A falta de articulação política que vc cita.Não seria não querer nomear político corrupto?

José Esteves

20/12/2017 - 02h42

Faltou mencionar a imprecisão da situação da previdência dos servidores , em declarações o prefeito chegou a afirmar que havia um déficit de 8 bilhões, depois Salomão disse que era de 4 bilhões, alguns meses depois antes de ser exonerado afirmou que a situação da prevrio era superavitária mas má administrada e deveria haver muito mais do que cerca de 150 milhões… Afinal , ninguém sabe a verdade?

Bruno Anastassakis

19/12/2017 - 19h18

Pelo tempo que passa na cidade e no seu gabinete seria de esperar que o prefeito do Rio de Janeiro, o Bispo Marcelo Crivella, não tivesse feito muita coisa. No entanto, enquanto ele anda por aqui, conseguiu fazer as coisas mais absurdas:

– Distribuiu cargos para todas as seitas evangélicas, formando uma aliança política, evangélica, política-evangélica;
– Cortou verba do Carnaval dizendo que o dinheiro ia para as creches, nunca foi;
– Parou com o financiamento público dos movimentos LGBT e da parada do Orgulho Gay;
– Mudou nomes de ruas de favelas para nomes evangélicos;
– Fechou contrato da prefeitura para concessão de crédito consignado aos servidores públicos com um banco que é do tio dele, aquele outro bispo muitas vezes multimilionário.
– Ele nomeou a filha, o sócio da filha, entre outros… e foi obrigado a “desnomear”.
– A Cidade das Artes foi cedida de graça para um festival de cinema cristão, Festival de Cinema Evangélico.
– Interferiu no MAR de forma ridícula, proibindo uma exposição;
– Criou um censo religioso na guarda municipal do Rio de Janeiro;
– Criou mecanismos para que do seu gabinete emane as autorizações para eventos culturais, esportivos e/ou religiosos.

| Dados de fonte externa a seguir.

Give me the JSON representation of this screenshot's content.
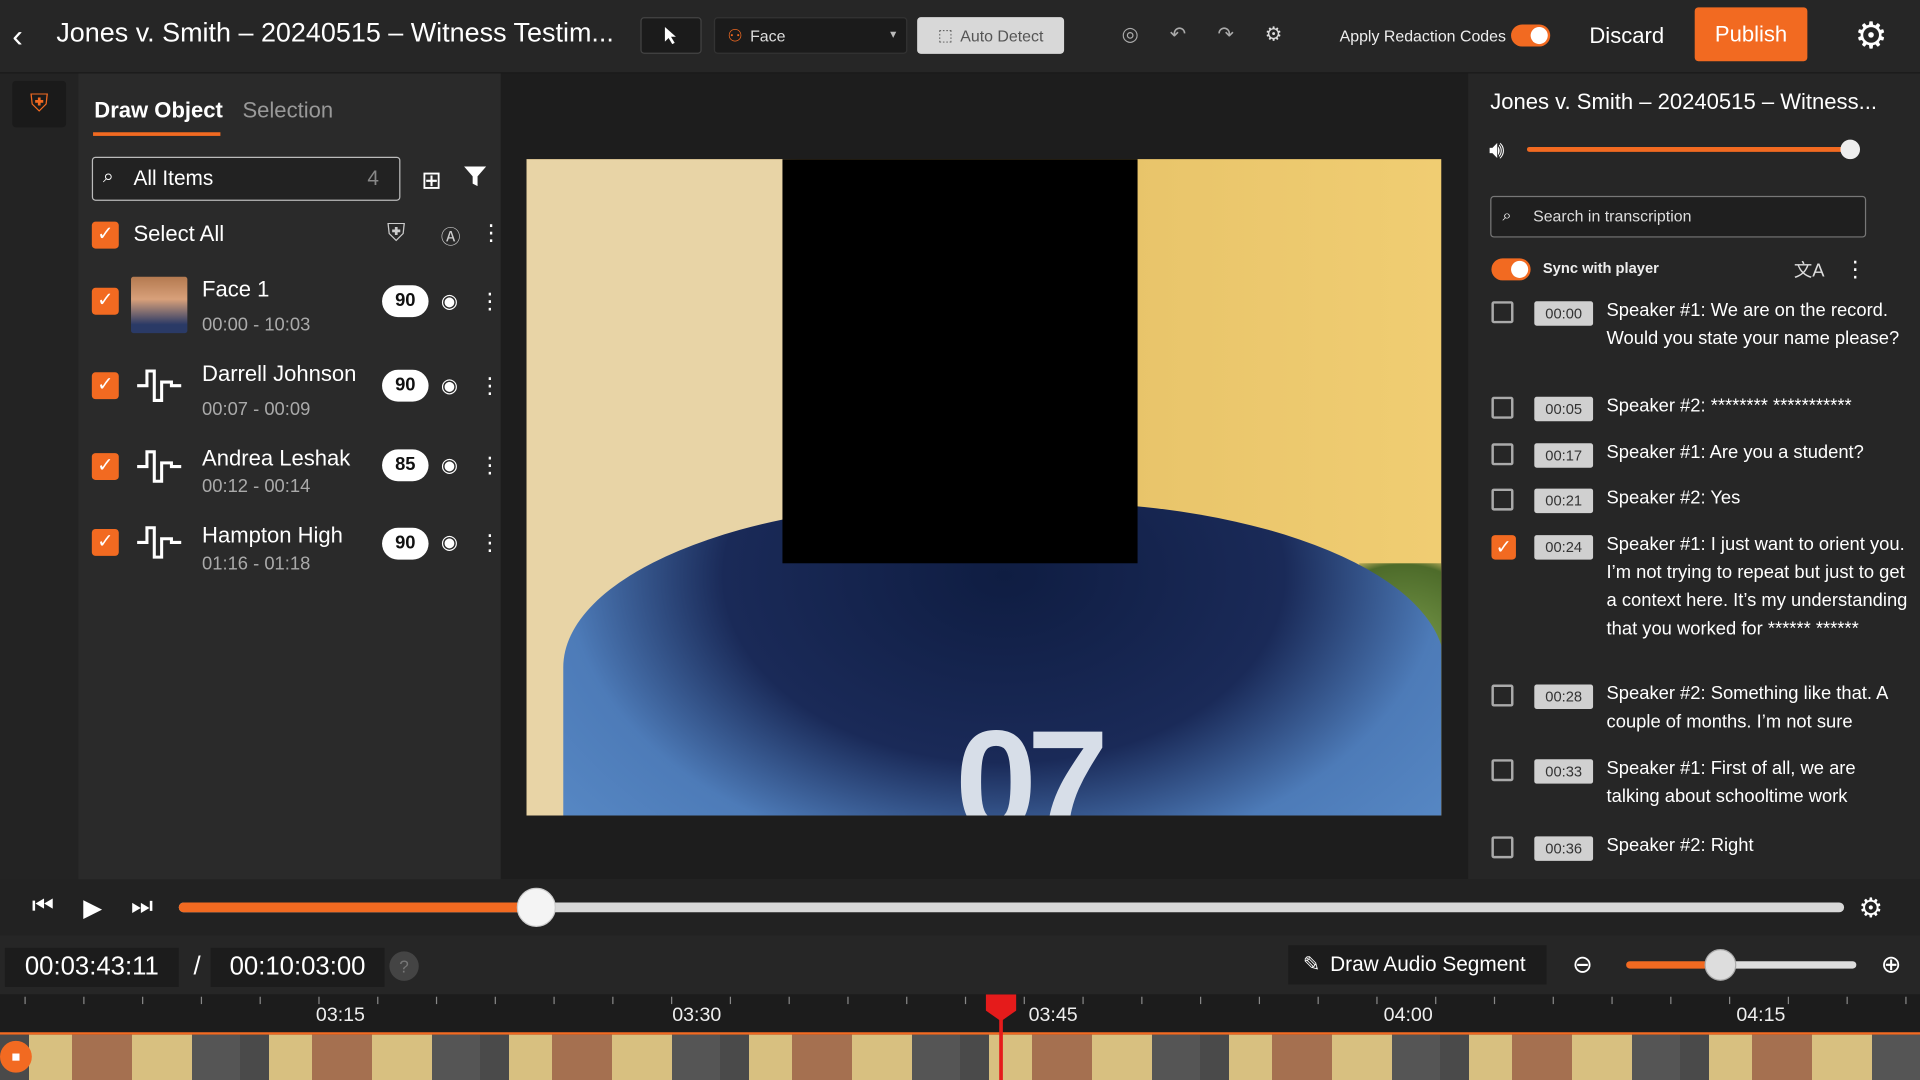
{
  "topbar": {
    "title": "Jones v. Smith – 20240515 – Witness Testim...",
    "face_dropdown": "Face",
    "auto_detect": "Auto Detect",
    "apply_redaction_codes": "Apply Redaction Codes",
    "discard": "Discard",
    "publish": "Publish"
  },
  "left_panel": {
    "tabs": [
      "Draw Object",
      "Selection"
    ],
    "search_placeholder": "All Items",
    "search_count": "4",
    "select_all": "Select All",
    "items": [
      {
        "title": "Face 1",
        "time": "00:00 - 10:03",
        "score": "90",
        "kind": "face"
      },
      {
        "title": "Darrell Johnson",
        "time": "00:07 - 00:09",
        "score": "90",
        "kind": "audio"
      },
      {
        "title": "Andrea Leshak",
        "time": "00:12 - 00:14",
        "score": "85",
        "kind": "audio"
      },
      {
        "title": "Hampton High",
        "time": "01:16 - 01:18",
        "score": "90",
        "kind": "audio"
      }
    ]
  },
  "right_panel": {
    "title": "Jones v. Smith – 20240515 – Witness...",
    "volume": 1.0,
    "search_placeholder": "Search in transcription",
    "sync_label": "Sync with player",
    "transcript": [
      {
        "time": "00:00",
        "text": "Speaker #1: We are on the record. Would you state your name please?",
        "checked": false
      },
      {
        "time": "00:05",
        "text": "Speaker #2: ******** ***********",
        "checked": false
      },
      {
        "time": "00:17",
        "text": "Speaker #1: Are you a student?",
        "checked": false
      },
      {
        "time": "00:21",
        "text": "Speaker #2: Yes",
        "checked": false
      },
      {
        "time": "00:24",
        "text": "Speaker #1: I just want to orient you. I’m not trying to repeat but just to get a context here. It’s my understanding that you worked for ****** ******",
        "checked": true
      },
      {
        "time": "00:28",
        "text": "Speaker #2: Something like that. A couple of months. I’m not sure",
        "checked": false
      },
      {
        "time": "00:33",
        "text": "Speaker #1: First of all, we are talking about schooltime work",
        "checked": false
      },
      {
        "time": "00:36",
        "text": "Speaker #2: Right",
        "checked": false
      }
    ]
  },
  "video": {
    "jersey_number": "07"
  },
  "player": {
    "current_time": "00:03:43:11",
    "separator": "/",
    "total_time": "00:10:03:00",
    "help": "?",
    "progress": 0.215,
    "draw_audio_segment": "Draw Audio Segment",
    "zoom_level": 0.42
  },
  "timeline": {
    "labels": [
      "03:15",
      "03:30",
      "03:45",
      "04:00",
      "04:15"
    ]
  },
  "colors": {
    "accent": "#f26a21",
    "playhead": "#e51b1b"
  }
}
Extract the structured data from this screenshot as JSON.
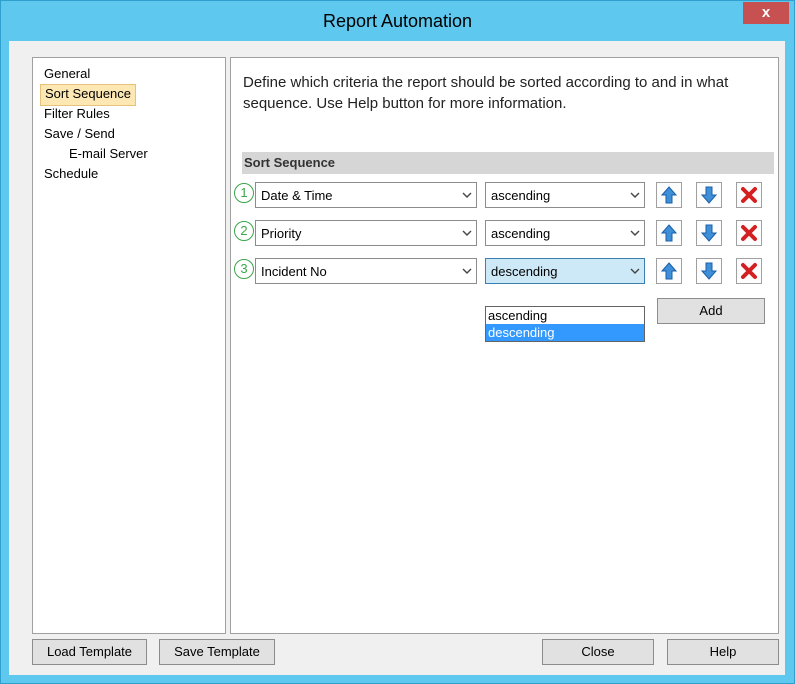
{
  "window": {
    "title": "Report Automation",
    "close_label": "x"
  },
  "nav": {
    "items": [
      {
        "label": "General"
      },
      {
        "label": "Sort Sequence"
      },
      {
        "label": "Filter Rules"
      },
      {
        "label": "Save / Send"
      },
      {
        "label": "E-mail Server"
      },
      {
        "label": "Schedule"
      }
    ],
    "selected": "Sort Sequence"
  },
  "panel": {
    "description": "Define which criteria the report should be sorted according to and in what sequence. Use Help button for more information.",
    "section_title": "Sort Sequence",
    "rows": [
      {
        "index": "1",
        "field": "Date & Time",
        "order": "ascending"
      },
      {
        "index": "2",
        "field": "Priority",
        "order": "ascending"
      },
      {
        "index": "3",
        "field": "Incident No",
        "order": "descending"
      }
    ],
    "dropdown_options": [
      "ascending",
      "descending"
    ],
    "dropdown_highlighted": "descending",
    "add_label": "Add"
  },
  "footer": {
    "load_template": "Load Template",
    "save_template": "Save Template",
    "close": "Close",
    "help": "Help"
  },
  "icons": {
    "move_up": "arrow-up-icon",
    "move_down": "arrow-down-icon",
    "delete": "delete-x-icon",
    "chevron": "chevron-down-icon"
  },
  "colors": {
    "titlebar": "#5fc8ee",
    "selected_nav": "#fde8b4",
    "highlight": "#3399ff",
    "index_green": "#3aa64a",
    "delete_red": "#d42020"
  }
}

E isso ainda é só o começo do fim porque a Igreja Universal do Reino de Deus ainda vai governar esta cidade por mais três anos.

Mar

18/12/2017 - 21h28

Achei interessante a forma como foi abordado o assunto. Percebe-se a imparcialidade do autor na análise dos fatos, coisa rara nos tempos de hoje.

julio

18/12/2017 - 20h41

theo, para falar desse ano do crivella nao temos que pensar a aliança psol + globo contra o prefeito?

Carlos Henrique Drumond Guimarães

18/12/2017 - 16h21

Ah, coloca um copo de água aí do lado da tv, pra vê se melhora…

Carlos Henrique Drumond Guimarães

18/12/2017 - 16h19

Neopentecostais que desejam o fechamento de escolas, universidades e postos de saúde e hospitais…
Almejando abrir novas igrejas e templos.

Carlos Henrique Drumond Guimarães

18/12/2017 - 16h16

Mostrando a verdadeira face da Universal…
De falsidade, hipocrisia, desrespeito, desprezo, negligência e criminosa.